Karena perbuatannya itu, polisi kemudian menangkap Jundi di kediamannya di Aceh pada 15 Oktober 2018. Kepala Subdirektorat 1 Direktorat Tindak Pidana Siber, Bareskrim Polri, Komisaris Besar Dani Kustoni mengatakan dalam menjalankan aksinya Jundi menggunakan sejumlah akun instagram yakni sr23official dan 23_official.
Akun tersebut adalah reinkarnasi dari akun sebelumnya yang sudah dibekukan pihak Instagram. Menurut polisi akun-akun tersebut cukup populer. Akun sr23_official misalnya memiliki pengikut berjumlah 69 ribu pengguna Instagram. “Sejak Maret 2018 akun tersebut telah memposting 1.186 kali atau 5 konten perharinya,” ujar Dani.
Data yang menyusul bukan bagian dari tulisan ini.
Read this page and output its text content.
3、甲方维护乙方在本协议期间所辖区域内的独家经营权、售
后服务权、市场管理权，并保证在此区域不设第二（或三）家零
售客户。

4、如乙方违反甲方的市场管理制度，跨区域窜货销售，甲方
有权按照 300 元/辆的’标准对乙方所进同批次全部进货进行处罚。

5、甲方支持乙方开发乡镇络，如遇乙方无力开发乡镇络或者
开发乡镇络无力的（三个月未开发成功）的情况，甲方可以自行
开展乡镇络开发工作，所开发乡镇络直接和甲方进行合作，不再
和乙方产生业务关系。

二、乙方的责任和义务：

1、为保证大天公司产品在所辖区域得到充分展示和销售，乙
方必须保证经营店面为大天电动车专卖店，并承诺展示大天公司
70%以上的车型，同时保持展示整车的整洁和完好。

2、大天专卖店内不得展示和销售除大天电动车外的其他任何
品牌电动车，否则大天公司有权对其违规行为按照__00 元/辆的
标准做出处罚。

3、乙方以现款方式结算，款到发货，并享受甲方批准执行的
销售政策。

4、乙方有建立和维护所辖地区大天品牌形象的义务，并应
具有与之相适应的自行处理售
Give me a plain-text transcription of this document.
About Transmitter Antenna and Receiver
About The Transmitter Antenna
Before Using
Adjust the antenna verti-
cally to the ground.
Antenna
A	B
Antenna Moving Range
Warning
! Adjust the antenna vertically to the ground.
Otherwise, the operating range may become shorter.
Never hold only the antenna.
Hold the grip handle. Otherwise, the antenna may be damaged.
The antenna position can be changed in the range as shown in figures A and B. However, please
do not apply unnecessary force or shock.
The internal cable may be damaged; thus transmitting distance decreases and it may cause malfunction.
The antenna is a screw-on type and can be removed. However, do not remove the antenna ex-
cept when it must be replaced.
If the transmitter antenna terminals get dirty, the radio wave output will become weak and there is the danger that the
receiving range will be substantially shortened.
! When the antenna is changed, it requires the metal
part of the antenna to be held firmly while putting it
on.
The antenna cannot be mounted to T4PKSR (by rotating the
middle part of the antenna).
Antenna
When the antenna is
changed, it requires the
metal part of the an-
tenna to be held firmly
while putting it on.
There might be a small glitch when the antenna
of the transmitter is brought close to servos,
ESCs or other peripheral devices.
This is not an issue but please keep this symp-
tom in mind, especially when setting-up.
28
Dani mengatakan Jundi memproduksi sendiri konten dalam akunnya. Menurut dia, dalam pemeriksaan, Jundi mengaku membuat konten ujaran kebencian karena tak mampu menghadapi masalah kehidupan yang membuatnya resah.
Barang bukti yang disita oleh penyidik dari tersangka di antaranya terdiri dari, kartu identitas JD, satu unit laptop, dua buah telepon genggam, 24 buah kartu SIM Telkomsel, empat buah kartu SIM Axis, dan tiga buah kartu SIM XL.
Selain itu, penyidik juga mengambil alih lima akun e-mail, dua akun Instagram, satu akun Facebook, dan dua akun Twitter.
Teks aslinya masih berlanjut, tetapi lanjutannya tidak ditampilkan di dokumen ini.